On December 12, we organized a scientific seminar titled “When the Analyzer Disagrees: Multivariate Anomaly Detection in Time Series Data”. Rastislav Fáber, a PhD student at the Slovak University of Technology in Bratislava, led the seminar, which was organized within the framework of the FrontSeat project as part of the “Research Seminar on Smart Cybernetics” series.

Abstract:
The talk looks at anomaly detection in multivariate time series from an industrial alkylation unit. We start from a previously developed multi-fidelity soft sensor that combines dense analyzer data with sparse laboratory samples to estimate the lab-quality trend of a key composition variable. This prediction is used only as a reference: we label anomalies on the analyzer signal when it deviates from the soft-sensor trend beyond a defined threshold.

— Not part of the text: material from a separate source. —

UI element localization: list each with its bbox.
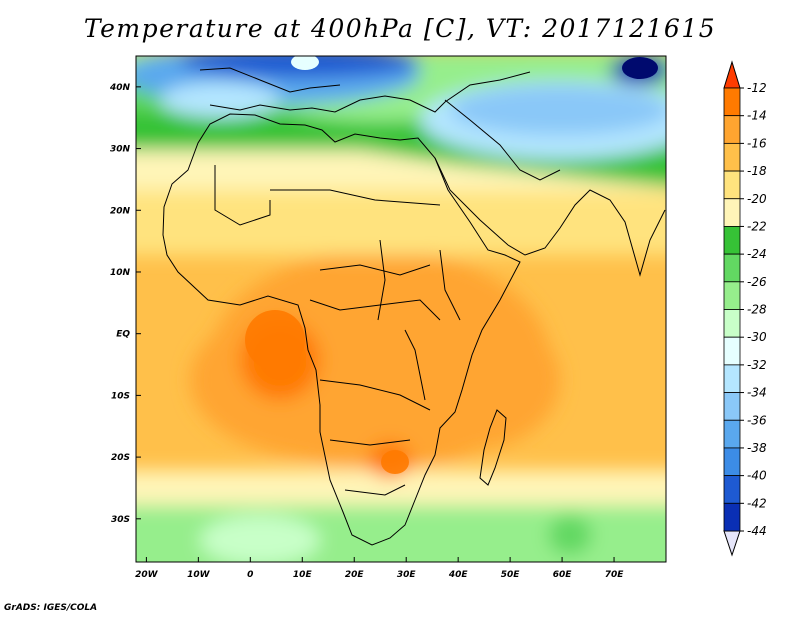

On this labelled dataset, we compare three variations of detectors: (i) simple rules on the output (difference thresholds, EWMA, Western Electric rules), (ii) input-space methods based on feature selection, PCA/PLS, clustering, and Isolation
Forest, and (iii) model-based detectors that use OLS and Gaussian process models. The talk shows how these approaches trade off sensitivity and false alarms on real refinery data and discusses which combinations are most practical for day-to-day monitoring.
This project has received funding from the European Union’s Horizon under grant no. 101079342 (Fostering Opportunities Towards Slovak Excellence in Advanced Control for Smart Industries).